Australian investors buy ETFs on the ASX much like buying any share — the parts that trip up beginners are franking credits, the super-vs-brokerage decision, and a major capital gains tax change working its way through right now.

Educational content — not financial advice. Tax rules are changing; confirm current details with the ATO or a licensed adviser before acting.

Super vs. a regular brokerage account

Superannuation is Australia's compulsory retirement savings system — most working Australians already have money going into a super fund via employer contributions, and many super funds let you choose or tilt toward index/ETF-style investment options within the fund. Super is taxed concessionally (generally 15% on earnings) but is largely locked away until preservation age. A regular brokerage account holding ASX-listed ETFs directly gives you full control and access to your money anytime, taxed at your normal marginal rate (with the discount and franking credit treatment described below).
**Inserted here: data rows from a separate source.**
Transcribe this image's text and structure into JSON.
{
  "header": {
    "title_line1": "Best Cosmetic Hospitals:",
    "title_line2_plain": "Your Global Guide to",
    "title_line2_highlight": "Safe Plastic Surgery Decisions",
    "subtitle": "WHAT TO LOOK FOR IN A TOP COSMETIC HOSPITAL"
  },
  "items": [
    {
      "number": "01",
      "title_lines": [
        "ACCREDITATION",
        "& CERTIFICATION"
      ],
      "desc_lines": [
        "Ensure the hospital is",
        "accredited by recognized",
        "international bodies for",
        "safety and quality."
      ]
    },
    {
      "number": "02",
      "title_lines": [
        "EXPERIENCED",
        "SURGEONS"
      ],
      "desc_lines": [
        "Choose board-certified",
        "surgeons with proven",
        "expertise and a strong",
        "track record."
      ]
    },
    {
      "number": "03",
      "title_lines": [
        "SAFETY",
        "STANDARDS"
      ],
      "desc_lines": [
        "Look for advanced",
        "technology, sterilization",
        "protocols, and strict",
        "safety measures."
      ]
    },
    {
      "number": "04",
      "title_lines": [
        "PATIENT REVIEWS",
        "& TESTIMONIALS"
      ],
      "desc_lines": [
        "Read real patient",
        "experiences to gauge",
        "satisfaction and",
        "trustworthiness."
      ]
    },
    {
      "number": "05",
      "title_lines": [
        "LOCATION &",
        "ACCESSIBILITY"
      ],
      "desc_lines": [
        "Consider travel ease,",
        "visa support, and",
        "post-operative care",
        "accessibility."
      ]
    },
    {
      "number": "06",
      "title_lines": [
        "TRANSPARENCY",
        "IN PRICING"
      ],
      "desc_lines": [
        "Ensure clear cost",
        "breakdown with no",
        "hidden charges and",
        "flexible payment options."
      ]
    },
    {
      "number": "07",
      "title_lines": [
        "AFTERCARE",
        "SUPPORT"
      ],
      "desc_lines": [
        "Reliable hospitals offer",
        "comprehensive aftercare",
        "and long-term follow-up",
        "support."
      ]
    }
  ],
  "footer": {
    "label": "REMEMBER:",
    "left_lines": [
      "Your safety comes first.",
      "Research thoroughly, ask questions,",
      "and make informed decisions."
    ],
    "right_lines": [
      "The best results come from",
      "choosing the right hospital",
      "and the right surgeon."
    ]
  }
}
These aren't mutually exclusive — many Australians do both: let compulsory super accumulate in the background while separately building a brokerage portfolio for goals before retirement age.

Franking credits: a distinctly Australian feature

Australian companies pay dividends out of profits that have often already been taxed at the corporate level, and attach a franking credit representing that tax already paid. An ETF holding Australian shares (like VAS or A200, both tracking the broad ASX) passes those franking credits through to you. If your own tax rate is lower than the corporate rate, you can receive some or all of that credit back as a tax offset or refund — effectively boosting the after-tax yield of Australian-shares ETFs relative to their headline distribution yield. This mostly applies to funds holding Australian companies; international-shares ETFs like VGS or IVV (ASX-listed, US S&P 500 exposure) generally don't carry franking credits.

A major CGT change is underway

This is changing, not settled history. Australia's May 2026 federal budget proposed replacing the long-standing 50% capital gains tax discount (for assets, including ETFs, held over 12 months) with cost-base indexation plus a proposed 30% minimum tax rate on capital gains, with transitional rules intended to start from 1 July 2027. As of mid-2026 this is a budget proposal working through the legislative process, not yet fully in force — confirm the current status with the ATO or a tax professional before assuming either the old or new rules apply to a specific sale.

Under the (still current, as of this writing) existing rules, individuals who hold shares or ETF units for more than 12 months before selling can discount the taxable capital gain by 50%. Whatever the final rules end up being, the practical takeaway for ETF investors doesn't change much: holding period and total return matter more than trying to time short-term trades around tax rules that are themselves in flux.

Step by step

  1. Open a brokerage account. Popular options include CommSec, CMC Markets, SelfWealth, Pearler, Stake, Superhero, and Vanguard Personal Investor — they differ mainly on brokerage fees and whether they offer access to US-listed shares alongside the ASX.
  2. Pick your exposure. Common building blocks include VAS (Australian broad market), VGS or IVV (international/US shares), and A200 (a lower-cost Australian broad-market alternative to VAS).
  3. Consider a diversified all-in-one option if you want a single-ticket Australian-plus-international mix — several issuers offer these as an alternative to holding separate domestic and international funds.
  4. Place your order during ASX trading hours and keep contributing — the general mechanics match How to Buy Your First ETF in the main guide.